Maçtan önce yaptığım değerlendirmede, Barcelona'nın özellikle savunma anlamında hızlı hücuma çıkan Arsenal karşısında zorlanabileceğini söylemiştim. Nitekim daha maçın başında Theo Walcott'un asistinde Nicklas Bendtner golü atıyor ve takımının Nou Camp'da öne geçiriyordu. Ama sonra, tüm tahminleri, tüm yorumları ve eleştirileri, tüm taktik ve teknik detayları, kendisine karşı alınan tüm önlemleri boşa çıkaran adam sahneye çıkıyordu: Lionel Andres Messi...
Her iki takım da maça, eksiklerini de hesaba katarsak, çıkabilecekleri en iyi kadrolarla çıkmıştı. Her iki takımın da neredeyse yarısı sakat ve cezalılar nedeniyle sahada değildi. Her iki takım da Şampiyonlar Ligi'nde yarı finale çıkmak istiyordu. Ancak her iki takım arasındaki bu kadar benzerliğin yanında belirgin bir fark vardı: Lionel Messi. Arsene Wenger'in takımı maça bu kez çok motive ve sert başladı. Her topa en az iki adam basıyor, takım olarak kendi yarı alanlarında bekleyerek alan daraltıyordu. Hızlı çıktıkları bir atakta da golü buldular, ama umutlanamadılar. Umutları söndüren adam 3 dakika izin verdi sadece The Gunners'a, sevinebilmek için. Sonra başladı gollerini sıralamaya, bir, iki, üç derken, dördüncü kez mağlup etti Manuel Almunia'yı. Maç yine İngiltere'deki maçın ilk yarısına dönmüştü. Barcelona'nın ezici bir topa sahip olma yüzdesi ve rakibi delirten bir pas trafiği... Arsenal bu sefer ilk maçtaki kadar şanslı olamadı, farklı mağlup oldu. Teknik anlamda maçı değerlendirmeye pek gerek yok sanırım, ya da Arsenal'in hatalarını anlatmaya. Sanmayın ki 4 gol yiyen Arsenal kalecisi suçluydu.. Ya da O'nu engelleyecek bir taktik oluşturamayan Arsene Wenger.. Ya da savunmada bir türlü onu durduramayan Arsenal defansı.. İnanın bu maçta Arsenal adına suçlu yoktu, sadece rakipte sıradışı bir adam vardı.

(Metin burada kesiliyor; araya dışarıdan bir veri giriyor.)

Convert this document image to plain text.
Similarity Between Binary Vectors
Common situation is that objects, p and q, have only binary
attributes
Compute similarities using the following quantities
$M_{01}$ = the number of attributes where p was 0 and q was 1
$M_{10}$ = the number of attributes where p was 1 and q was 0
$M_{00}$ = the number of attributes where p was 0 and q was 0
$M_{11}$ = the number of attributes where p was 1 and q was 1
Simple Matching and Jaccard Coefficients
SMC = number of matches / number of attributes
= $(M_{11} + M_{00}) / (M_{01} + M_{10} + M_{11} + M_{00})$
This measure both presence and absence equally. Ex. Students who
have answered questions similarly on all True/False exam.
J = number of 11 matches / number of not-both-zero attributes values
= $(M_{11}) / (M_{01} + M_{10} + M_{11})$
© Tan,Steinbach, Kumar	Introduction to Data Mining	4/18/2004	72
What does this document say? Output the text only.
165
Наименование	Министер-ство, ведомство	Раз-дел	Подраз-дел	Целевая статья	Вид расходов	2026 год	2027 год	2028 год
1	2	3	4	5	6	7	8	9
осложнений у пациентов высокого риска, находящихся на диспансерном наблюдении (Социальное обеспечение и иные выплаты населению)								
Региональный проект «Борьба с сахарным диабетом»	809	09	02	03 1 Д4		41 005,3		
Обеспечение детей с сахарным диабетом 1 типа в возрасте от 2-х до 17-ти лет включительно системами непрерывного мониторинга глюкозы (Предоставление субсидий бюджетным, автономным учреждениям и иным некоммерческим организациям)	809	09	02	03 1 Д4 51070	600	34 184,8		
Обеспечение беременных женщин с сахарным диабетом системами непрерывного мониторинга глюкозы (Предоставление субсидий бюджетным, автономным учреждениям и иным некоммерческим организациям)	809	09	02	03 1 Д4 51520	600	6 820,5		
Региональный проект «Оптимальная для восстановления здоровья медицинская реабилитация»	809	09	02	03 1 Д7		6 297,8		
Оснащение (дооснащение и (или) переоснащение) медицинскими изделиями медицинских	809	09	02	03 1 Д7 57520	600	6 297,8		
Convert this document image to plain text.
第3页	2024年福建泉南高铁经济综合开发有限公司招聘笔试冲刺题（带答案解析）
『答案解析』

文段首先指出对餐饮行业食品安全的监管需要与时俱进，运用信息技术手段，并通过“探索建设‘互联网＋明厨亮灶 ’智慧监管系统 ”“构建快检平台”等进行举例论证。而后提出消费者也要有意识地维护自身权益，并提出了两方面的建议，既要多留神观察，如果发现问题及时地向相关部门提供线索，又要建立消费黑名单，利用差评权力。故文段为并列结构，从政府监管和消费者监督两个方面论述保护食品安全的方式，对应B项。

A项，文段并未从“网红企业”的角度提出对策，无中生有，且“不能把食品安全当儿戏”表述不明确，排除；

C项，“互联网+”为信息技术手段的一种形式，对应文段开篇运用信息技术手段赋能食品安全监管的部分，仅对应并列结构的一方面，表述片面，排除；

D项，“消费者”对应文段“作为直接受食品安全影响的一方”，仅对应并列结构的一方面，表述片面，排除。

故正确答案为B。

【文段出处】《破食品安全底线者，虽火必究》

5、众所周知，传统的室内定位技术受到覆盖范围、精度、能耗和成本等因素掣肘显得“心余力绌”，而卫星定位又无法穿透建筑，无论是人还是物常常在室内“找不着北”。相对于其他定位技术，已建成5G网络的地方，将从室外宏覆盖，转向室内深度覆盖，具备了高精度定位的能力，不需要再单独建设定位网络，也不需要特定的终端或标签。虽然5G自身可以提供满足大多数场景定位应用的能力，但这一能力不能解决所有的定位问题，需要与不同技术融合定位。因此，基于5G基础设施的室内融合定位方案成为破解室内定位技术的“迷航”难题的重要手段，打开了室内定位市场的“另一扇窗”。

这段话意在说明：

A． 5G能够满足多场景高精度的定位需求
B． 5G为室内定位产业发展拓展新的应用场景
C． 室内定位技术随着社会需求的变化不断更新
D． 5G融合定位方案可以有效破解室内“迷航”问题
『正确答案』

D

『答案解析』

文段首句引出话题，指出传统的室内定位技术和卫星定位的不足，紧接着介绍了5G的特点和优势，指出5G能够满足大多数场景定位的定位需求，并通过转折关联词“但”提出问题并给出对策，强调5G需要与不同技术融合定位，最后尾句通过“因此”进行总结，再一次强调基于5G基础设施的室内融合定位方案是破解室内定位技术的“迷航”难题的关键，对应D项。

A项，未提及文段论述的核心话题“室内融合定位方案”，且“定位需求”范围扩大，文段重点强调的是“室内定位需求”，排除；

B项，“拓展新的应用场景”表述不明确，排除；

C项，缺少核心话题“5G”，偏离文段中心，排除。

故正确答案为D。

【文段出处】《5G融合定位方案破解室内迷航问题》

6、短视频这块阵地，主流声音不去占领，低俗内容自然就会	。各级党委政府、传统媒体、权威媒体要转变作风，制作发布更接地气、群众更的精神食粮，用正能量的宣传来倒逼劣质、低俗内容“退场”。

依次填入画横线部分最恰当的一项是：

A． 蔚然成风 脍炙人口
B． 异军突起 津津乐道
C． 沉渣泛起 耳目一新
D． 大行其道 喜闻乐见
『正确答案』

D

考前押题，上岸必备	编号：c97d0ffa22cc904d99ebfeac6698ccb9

Ben George Best'e ya da Pele'ye yetişemedim, Maradona'yı son demlerinde izleyebildim. Onlarla kıyaslayamam ama, sonraki dönemlerde dünya böyle bir futbolcu görmedi.. Aslında O'na "futbolcu" demek biraz haksızlık olacak gibi, zira Sabri Sarıoğlu'na, Ümit Özat'a, İbrahim Üzülmez'e de biz futbolcu diyoruz. Bu yüzden O başka bir şey, başka bir şeyler yapıyor sahada, bizim alışkın olmadığımız bir şeyler... Galatasaray-Fenerbahçe maçını izliyoruz, maçın ortasında kalkıp mutfağa gidip geliyoruz, kaçırdığımız bir şey olmuyor... Üşenmeyip markete gidip sigara alıp gelsek, yine bir şey kaybetmeyiz, zaten kaybedecek bir şeyler de olmuyor maçlarda.. Ama bu adamın oynadığı maçlarda, sanmıyorum ki tek bir futbolsever hakemin düdüğünden önce ekrandan gözünü alabilsin. Sahada rakiplerini, ekranda bizleri büyülüyor...
Bu yazı maç analizi değil de, biraz "Messi'ye Methiye" tadında oldu. Ama inanın maç biteli bir saatten fazla oldu, hala etkisindeyim. Küçükken sokakta top oynarken, kendimize futbolcu adları takardık; van Basten, Gullit, Romario, Bebeto derdik, tercih şansımız vardı. Artık sanıyorum çocukların pek tercih şansı yok, herkes "Messi" oluyor. E en iyisi dururken, neden kötüsünü seçsinler ki?


adam tek kelimeyle müthiş, söylenecek bişey yok.